Who is going to emerge from my body as the devil herself.

Yes, apparently my wonderful not-yet-born baby girl is bound to be difficult. Because, according to multiple sources, girls are so much more difficult than boys. My closest family members tell me this. My good friends tell me this. Complete strangers who ask the gender of my swollen belly feel the need to tell me this as they are awkwardly rubbing me like I’m a breathing, bloated magic lamp.

Boys will be boys. But girls? Well, girls will be brats.

Of course, not everyone believes this. But it sure feels like it. And it makes me so utterly sad.
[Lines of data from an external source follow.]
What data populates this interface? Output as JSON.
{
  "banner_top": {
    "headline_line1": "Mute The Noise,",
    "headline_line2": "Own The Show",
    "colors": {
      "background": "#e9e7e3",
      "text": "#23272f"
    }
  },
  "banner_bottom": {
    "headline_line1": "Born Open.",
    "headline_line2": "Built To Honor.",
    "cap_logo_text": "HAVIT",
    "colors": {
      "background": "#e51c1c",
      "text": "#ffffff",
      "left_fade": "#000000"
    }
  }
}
Because whether or not you believe raising girls is more difficult, the fact remains it is more difficult to be a girl. Remember, Ginger Rogers did everything Fred Astaire did, only backwards and in heels. And the poor lady was still expected not to sweat her makeup off or muss up her hair.

This is the world my “bound-to-be” difficult daughter is entering. Complete with a “I feel naked without ten pounds of eyeliner on” mother raising her to boot.

She doesn’t stand a chance.

Which is why I now realize something has to change, starting with me. Because I don’t want my daughter wasting any time sitting in front of a mirror hating her face at the tender age of 11. Not when there are books to read and trees to climb and adventures to begin and secret giggles to share and songs to belt out off-key and races to run and ice cream on hot afternoons to eat.

I want her, when she even bothers to notice her face, a face that I gave her, to realize that it’s just one small part of the amazing whole that makes up who she is. As are her bony knees and loud laugh and curly hair and love of dogs and freckled shoulders and all the other actual elements that will make up who she is that I can’t even imagine yet.

I want makeup and fashion to simply be something creative she gets to play around with, not something that determines her self-worth. I want exercise to be fun, not something she has to do to be considered desirable. I want food to be delicious fuel, not a life-long battle she always thinks she’s losing. I want success to be how she defines it, not how the boy she likes defines it, not how a magazine defines it and not how the more terrible elements of the Internet comments section defines it.

But that can only happen if she has a good role model. And I’m determined that she will.

Because as it turns out, my nose was actually perfect this whole time.